I don't know what to do

BAS_061125
Community Member

Me and my finance have been together for 5 years. We share two beautiful children of our own and I have a child from a previous relationship. I'm lacking an emotional connection with my fiance. He's grown up in a really difficult situation, this makes him block out his emotions because that's what he learned to do to cope. I'm a highly emotional, empathetic person. I like to talk about how I feel and this seems to be overwhelming to him which ends in a fight and him walking away/blocking me out. The thing that kills me the most is that he could easily walk away from this relationship if he wanted to and I'd be an absolute wreck. There's so many times I feel lonely, like I can't express myself because I don't want it to end in a fight. I love this man so much and when we are good we are really good. But I need more from him, I need him to be more than surface level with me. 

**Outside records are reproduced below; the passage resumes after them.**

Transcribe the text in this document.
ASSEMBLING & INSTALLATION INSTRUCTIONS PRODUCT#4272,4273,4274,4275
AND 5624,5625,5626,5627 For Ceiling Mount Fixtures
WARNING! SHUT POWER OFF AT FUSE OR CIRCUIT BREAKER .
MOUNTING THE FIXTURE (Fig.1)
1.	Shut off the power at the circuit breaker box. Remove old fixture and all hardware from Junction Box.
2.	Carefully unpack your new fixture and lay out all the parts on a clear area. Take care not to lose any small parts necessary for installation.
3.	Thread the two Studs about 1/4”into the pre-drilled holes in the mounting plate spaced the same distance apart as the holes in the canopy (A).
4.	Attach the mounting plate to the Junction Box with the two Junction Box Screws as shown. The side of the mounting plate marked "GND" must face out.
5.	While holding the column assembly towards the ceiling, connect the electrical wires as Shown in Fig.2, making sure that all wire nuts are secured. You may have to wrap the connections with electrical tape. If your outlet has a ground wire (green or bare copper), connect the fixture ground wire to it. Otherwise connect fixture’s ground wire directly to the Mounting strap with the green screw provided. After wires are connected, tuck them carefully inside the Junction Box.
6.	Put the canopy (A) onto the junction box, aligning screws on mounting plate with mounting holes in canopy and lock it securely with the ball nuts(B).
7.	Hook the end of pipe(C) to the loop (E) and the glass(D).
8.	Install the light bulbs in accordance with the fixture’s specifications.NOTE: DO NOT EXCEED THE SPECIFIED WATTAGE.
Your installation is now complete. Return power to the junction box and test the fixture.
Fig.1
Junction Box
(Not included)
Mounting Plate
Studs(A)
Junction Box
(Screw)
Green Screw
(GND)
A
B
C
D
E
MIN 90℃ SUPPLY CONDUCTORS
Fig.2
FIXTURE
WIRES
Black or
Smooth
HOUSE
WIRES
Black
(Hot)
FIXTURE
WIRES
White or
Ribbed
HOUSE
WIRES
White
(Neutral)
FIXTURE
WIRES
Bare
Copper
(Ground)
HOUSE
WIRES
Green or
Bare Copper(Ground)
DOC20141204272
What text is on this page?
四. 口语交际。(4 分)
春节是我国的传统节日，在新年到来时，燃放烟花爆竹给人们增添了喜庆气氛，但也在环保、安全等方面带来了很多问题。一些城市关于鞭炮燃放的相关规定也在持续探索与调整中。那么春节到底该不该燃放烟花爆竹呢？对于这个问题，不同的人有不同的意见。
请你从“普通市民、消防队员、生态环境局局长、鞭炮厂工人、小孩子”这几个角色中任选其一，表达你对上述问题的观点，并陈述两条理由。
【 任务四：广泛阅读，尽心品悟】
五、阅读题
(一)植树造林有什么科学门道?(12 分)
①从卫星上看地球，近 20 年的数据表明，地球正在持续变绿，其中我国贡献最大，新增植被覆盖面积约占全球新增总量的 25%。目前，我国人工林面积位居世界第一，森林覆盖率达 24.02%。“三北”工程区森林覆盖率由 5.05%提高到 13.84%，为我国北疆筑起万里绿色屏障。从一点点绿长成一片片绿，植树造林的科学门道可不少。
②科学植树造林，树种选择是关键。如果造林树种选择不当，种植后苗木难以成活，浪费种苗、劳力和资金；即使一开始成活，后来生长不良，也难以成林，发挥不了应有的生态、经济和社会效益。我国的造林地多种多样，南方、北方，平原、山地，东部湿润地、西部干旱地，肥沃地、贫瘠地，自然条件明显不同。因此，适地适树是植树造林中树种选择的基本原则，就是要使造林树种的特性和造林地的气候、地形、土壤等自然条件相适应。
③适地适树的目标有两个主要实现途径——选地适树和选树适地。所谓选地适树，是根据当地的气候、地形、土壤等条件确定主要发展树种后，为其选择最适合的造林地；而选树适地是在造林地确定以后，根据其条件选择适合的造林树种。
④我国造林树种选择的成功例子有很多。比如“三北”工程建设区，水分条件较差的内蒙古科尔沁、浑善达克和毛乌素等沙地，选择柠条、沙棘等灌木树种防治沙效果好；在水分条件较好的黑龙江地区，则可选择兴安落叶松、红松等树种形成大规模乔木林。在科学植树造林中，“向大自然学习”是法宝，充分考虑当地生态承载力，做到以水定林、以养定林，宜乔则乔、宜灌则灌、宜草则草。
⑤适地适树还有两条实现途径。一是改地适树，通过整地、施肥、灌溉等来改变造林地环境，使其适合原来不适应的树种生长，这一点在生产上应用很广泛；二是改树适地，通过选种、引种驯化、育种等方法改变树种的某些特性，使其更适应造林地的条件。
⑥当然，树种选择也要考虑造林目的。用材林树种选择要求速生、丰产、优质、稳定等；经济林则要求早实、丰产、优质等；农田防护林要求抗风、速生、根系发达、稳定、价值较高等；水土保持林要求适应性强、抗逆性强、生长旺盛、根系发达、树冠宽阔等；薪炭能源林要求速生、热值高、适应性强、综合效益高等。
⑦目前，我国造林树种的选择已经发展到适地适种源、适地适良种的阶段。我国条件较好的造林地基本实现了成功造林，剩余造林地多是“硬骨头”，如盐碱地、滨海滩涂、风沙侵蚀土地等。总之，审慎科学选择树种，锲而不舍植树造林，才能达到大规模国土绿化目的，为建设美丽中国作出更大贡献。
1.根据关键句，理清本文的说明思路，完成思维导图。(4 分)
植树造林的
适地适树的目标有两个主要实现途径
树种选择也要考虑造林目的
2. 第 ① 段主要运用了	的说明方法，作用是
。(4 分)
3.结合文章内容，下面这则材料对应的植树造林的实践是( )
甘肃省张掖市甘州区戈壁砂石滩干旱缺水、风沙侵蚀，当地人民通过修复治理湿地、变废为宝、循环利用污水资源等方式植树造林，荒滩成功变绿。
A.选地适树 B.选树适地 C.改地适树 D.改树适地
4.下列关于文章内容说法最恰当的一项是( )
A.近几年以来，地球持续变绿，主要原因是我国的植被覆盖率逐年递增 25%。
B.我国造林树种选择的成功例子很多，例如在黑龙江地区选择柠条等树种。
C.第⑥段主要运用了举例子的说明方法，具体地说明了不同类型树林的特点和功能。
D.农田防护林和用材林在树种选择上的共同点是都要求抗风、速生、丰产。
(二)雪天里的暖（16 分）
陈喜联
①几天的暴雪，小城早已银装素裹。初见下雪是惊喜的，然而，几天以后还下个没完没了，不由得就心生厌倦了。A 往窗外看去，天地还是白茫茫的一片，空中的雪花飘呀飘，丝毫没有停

I also resent him for allowing me to be alone in my feelings, allowing me to sit there crying while he just walks off to bed because he's had enough of the conversation. I get people deal with things differently but he won't even address the situation at a later date he just brushes it off. It makes me feel unimportant and that my feelings aren't valid. 
it's ruining me, I've booked in to see my gp tomorrow to hopefully get a mental health plan but I feel like he needs to fix himself before this relationship can ever be fixed. 

1 Reply 1

therising
Valued Contributor
Valued Contributor

Hi BAS_061125

 

To be a feeler in a relationship with a non feeler or someone who doesn't like to feel too much can definitely be one heck of a challenge, in so many ways. My heart goes out to you as you try to make sense of and manage the way forward.

 

Personally, I'm a gal who loves 'feelers' or 'sensitives', those who are sensitive to what they feel. They're my people. Took me decades to actually work out I'm not 'broken', I just tend to feel a lot. Feeling a lot comes down to our ability, not our fault. So, 'How to master such an ability?' becomes the question. 'How to live with an ability someone else doesn't share?' can be another good question.

 

Having been married for 22 years to a guy who doesn't like to feel anything too challenging, took me a long time to wake up to the need to allocate appointments strategically. What I mean by this is if I appoint my husband the role of 'He who likes to think outside the square in order to manage certain challenges', he'll dis-appoint himself from that role over and over again and I will feel that disappointment or those disappointments. If I appoint him the role of 'He who helps me manage making better sense of my emotions, while also feeling my emotions with me (as a bit of an empath)' I will feel him disappointing himself from that role. To offer an example of that second one, I can laugh about it now in hindsight but before I reached my revelation (he feels in highly questionable ways) I used to find the following deeply depressing and upsetting. He'd ask me how I am and if I was feeling down I'd say 'I'm feeling down' or 'I can feel myself starting to become depressed'. His response would typically be 'I hate hearing that, it really upsets me because I love you so much. It really does upset me' and then he'd walk off, all upset. He'd watch some tv and feel better. Technically, this is called 'Leaving someone alone to feel depressed'. I came to figure I needed to find different people in my life who would fill the roles my husband would not fill. I found my outside the square thinkers, my problem solvers, my seers (who can see for me, when I can't see the way forward), my empaths, my wonderers who love to wonder and so on. The challenge involves assessing just how many roles our partner is willing to fill. If there are plenty of other ones, we could say 'Not a problem, I can accept there are some roles my partner's not prepared to fill (for one reason or another) or not able to fill'. But if our partner can't or won't fill most of the roles we need them to accept, it can become a problem.